When we talked about using the Internet to facilitate international contacts, I suggested that participants create individual Web pages and showed them my own. “If I set up a site like that,” one professor said, referring to my prominent headshot, “I might get assassinated.” Professors have been targeted regularly, she told me, for kidnapping and murder. Insurgents perceive, accurately, that threats to academics and campuses destabilize the civic fabric. In 2006, the University of Baghdad professor Saad Jawad told the Middle East Studies Association that more than 200 Iraqi faculty had been killed and thousands of others had fled the country out of fear that they are especially vulnerable.
Conversations like those reminded me how superfluous my pep talks on research might be, how many other more urgent things Iraqi faculty had to worry about. I felt intense pressure to make each workshop valuable. Some participants seemed to have taken real safety risks just to travel across the city to attend the sessions. (In Baghdad I stayed on a compound run by a private security firm. Faculty members, who had to undergo extensive background checks, came there for the program.)

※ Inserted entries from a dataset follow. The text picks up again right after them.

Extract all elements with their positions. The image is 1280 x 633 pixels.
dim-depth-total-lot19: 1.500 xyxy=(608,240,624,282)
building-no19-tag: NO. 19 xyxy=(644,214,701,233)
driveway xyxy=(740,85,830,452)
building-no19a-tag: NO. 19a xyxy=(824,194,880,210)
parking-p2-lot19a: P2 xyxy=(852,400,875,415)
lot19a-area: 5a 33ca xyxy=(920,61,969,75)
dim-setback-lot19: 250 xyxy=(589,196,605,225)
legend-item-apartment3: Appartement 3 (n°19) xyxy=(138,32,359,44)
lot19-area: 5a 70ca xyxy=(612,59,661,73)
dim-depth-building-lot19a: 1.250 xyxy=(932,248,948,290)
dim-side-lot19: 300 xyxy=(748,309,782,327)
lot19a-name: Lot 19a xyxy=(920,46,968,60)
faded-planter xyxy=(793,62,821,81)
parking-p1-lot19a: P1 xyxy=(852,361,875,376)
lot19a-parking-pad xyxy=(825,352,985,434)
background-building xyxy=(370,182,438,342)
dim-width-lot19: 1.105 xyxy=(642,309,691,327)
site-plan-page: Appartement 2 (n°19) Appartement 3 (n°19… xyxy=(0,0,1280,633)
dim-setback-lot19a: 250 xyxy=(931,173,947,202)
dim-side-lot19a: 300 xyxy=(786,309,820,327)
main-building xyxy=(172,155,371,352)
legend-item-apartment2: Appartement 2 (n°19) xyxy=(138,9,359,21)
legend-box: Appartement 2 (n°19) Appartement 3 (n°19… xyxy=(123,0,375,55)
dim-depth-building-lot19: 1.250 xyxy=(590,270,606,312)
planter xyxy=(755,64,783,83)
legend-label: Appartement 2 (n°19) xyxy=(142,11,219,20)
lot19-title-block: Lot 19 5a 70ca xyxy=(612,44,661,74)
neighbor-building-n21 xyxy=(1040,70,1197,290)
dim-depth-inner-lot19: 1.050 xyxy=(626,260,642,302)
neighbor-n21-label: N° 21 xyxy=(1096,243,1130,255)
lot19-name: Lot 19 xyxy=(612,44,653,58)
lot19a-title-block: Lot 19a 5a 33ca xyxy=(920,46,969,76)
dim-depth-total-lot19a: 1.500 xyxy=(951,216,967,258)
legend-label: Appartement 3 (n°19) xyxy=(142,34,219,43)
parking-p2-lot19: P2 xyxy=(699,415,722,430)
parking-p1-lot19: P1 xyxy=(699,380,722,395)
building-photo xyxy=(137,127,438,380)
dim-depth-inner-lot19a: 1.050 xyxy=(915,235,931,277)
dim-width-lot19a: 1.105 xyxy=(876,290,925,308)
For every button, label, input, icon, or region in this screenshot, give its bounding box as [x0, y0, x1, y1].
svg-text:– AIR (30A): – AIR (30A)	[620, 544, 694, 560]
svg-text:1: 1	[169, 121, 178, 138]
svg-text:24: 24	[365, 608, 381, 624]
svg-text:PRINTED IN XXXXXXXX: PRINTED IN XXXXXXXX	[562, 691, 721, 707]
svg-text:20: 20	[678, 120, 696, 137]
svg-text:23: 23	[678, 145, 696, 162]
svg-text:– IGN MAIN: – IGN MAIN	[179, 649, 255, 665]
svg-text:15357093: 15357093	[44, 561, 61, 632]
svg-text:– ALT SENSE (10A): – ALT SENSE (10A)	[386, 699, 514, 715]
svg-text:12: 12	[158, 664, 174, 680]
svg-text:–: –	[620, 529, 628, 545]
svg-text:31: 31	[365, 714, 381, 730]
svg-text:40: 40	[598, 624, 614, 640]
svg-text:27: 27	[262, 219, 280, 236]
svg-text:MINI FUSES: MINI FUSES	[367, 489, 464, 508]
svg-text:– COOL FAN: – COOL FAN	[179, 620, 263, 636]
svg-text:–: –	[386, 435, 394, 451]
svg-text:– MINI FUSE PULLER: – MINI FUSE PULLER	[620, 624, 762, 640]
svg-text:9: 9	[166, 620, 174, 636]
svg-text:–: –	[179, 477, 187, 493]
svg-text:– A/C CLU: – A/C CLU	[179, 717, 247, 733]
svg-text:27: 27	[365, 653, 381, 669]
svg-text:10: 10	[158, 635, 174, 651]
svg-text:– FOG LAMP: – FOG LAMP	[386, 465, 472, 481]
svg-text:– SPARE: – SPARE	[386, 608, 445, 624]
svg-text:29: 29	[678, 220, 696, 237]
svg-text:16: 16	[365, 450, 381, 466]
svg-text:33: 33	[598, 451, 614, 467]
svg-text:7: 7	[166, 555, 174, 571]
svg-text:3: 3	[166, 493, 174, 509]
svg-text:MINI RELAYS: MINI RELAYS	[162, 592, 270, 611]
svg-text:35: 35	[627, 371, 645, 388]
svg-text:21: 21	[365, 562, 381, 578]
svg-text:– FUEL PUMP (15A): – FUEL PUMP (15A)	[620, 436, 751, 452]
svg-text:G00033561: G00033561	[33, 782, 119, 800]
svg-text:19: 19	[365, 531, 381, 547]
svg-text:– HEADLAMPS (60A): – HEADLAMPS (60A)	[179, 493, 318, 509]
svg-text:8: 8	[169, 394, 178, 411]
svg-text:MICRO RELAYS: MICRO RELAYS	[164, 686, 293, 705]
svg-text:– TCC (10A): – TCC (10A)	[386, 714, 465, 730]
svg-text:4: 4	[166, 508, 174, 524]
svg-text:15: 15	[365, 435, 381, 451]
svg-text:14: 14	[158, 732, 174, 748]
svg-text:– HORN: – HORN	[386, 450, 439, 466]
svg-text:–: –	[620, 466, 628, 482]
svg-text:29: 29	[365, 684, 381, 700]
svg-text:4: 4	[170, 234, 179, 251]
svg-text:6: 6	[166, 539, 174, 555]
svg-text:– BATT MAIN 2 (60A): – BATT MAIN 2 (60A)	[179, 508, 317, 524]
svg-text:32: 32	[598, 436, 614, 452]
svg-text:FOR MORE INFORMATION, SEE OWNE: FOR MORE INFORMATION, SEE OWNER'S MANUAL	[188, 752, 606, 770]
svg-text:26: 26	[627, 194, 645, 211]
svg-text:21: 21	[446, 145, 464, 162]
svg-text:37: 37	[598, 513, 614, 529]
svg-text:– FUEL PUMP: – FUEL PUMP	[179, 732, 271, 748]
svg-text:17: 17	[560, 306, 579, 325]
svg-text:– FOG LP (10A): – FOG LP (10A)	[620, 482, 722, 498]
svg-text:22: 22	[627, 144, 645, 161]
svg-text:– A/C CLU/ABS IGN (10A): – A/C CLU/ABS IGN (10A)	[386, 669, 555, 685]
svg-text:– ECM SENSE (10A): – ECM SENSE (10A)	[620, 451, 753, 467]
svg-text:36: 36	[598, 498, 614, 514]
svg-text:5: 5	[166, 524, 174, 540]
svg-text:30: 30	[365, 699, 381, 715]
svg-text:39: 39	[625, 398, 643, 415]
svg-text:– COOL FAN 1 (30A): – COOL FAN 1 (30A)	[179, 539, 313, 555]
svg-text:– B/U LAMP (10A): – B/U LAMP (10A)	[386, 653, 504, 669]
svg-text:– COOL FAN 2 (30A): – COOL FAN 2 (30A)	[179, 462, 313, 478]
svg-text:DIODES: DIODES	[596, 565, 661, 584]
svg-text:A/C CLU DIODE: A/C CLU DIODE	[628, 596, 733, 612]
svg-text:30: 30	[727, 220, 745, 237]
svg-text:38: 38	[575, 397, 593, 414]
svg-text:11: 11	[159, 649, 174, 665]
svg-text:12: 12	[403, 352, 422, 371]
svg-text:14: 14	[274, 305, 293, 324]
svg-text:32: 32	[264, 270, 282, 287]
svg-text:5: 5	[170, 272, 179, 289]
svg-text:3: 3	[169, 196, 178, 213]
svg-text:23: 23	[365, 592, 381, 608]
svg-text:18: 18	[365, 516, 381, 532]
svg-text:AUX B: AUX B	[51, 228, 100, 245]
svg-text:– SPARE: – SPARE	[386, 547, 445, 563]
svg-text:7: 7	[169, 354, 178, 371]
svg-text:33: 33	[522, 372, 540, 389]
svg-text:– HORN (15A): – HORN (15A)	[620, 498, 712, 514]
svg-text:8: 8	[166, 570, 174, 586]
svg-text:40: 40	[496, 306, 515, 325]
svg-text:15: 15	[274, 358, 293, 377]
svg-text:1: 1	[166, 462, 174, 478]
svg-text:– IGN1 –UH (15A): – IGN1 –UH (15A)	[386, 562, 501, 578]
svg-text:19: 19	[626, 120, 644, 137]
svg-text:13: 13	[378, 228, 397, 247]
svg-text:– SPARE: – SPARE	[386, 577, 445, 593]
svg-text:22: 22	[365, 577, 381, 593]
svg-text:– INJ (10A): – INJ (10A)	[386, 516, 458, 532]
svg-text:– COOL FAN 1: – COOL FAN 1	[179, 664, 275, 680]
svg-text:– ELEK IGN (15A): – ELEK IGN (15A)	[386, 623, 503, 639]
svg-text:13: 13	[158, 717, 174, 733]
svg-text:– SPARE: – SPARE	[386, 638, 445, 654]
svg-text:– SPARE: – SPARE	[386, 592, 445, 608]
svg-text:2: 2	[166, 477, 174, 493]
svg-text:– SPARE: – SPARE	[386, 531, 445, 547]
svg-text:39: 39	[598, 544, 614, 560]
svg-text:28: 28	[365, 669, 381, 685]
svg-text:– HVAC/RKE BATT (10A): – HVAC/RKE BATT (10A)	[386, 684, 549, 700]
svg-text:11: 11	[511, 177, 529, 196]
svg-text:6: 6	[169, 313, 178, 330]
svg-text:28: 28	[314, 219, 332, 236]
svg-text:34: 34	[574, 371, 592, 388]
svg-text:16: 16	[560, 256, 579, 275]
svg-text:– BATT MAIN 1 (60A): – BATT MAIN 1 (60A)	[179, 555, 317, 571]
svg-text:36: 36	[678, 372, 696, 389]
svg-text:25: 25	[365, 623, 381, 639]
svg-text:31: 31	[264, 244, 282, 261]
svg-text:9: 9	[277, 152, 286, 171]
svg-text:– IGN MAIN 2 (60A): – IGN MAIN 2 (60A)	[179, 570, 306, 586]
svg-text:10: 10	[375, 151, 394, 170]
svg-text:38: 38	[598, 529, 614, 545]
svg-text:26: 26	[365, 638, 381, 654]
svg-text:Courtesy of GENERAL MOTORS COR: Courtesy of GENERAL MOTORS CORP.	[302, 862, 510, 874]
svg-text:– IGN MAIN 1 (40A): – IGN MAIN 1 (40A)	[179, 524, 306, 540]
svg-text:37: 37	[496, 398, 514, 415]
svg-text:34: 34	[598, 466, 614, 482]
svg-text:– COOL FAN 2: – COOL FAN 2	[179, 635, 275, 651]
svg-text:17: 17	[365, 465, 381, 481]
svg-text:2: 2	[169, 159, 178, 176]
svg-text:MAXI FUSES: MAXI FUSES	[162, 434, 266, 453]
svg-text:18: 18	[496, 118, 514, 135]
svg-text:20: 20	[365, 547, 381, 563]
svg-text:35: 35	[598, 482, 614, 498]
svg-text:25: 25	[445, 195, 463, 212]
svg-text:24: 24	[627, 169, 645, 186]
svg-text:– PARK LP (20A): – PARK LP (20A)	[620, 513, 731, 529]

Yet despite the differences in our working conditions (to say the least) and our cultural disparities, there were still so many ways in which I felt a close kinship: We were all part of the same guild, the same tribe.
The lives of Iraqi academics, in the one-week slice I experienced, are profoundly depressing, but at the same time, amazingly vital. Life goes on. With inexhaustible hospitality, the scholars I met told me how thankful they were that I had come to spend time with them. It was great for my ego, and I wanted to believe that my visit was helpful to them, though I was also wary of casting myself as the great American savior; they’ve already seen that movie.
The IREX project director, Lori Mason, who has dealt for years with the kinds of challenges and frustrations that overwhelmed me during my visit, has an infectious conviction that “if we help make improvements in education, they can work out the solutions to all their other problems themselves.” Other NGO staff I met at the Baghdad compound had similarly expansive ambitions for this troubled society. “You have to plan big,” a USAID worker told me. “And maybe you’ll get a tenth of what you aim for. I’ve learned to find solace in small things.”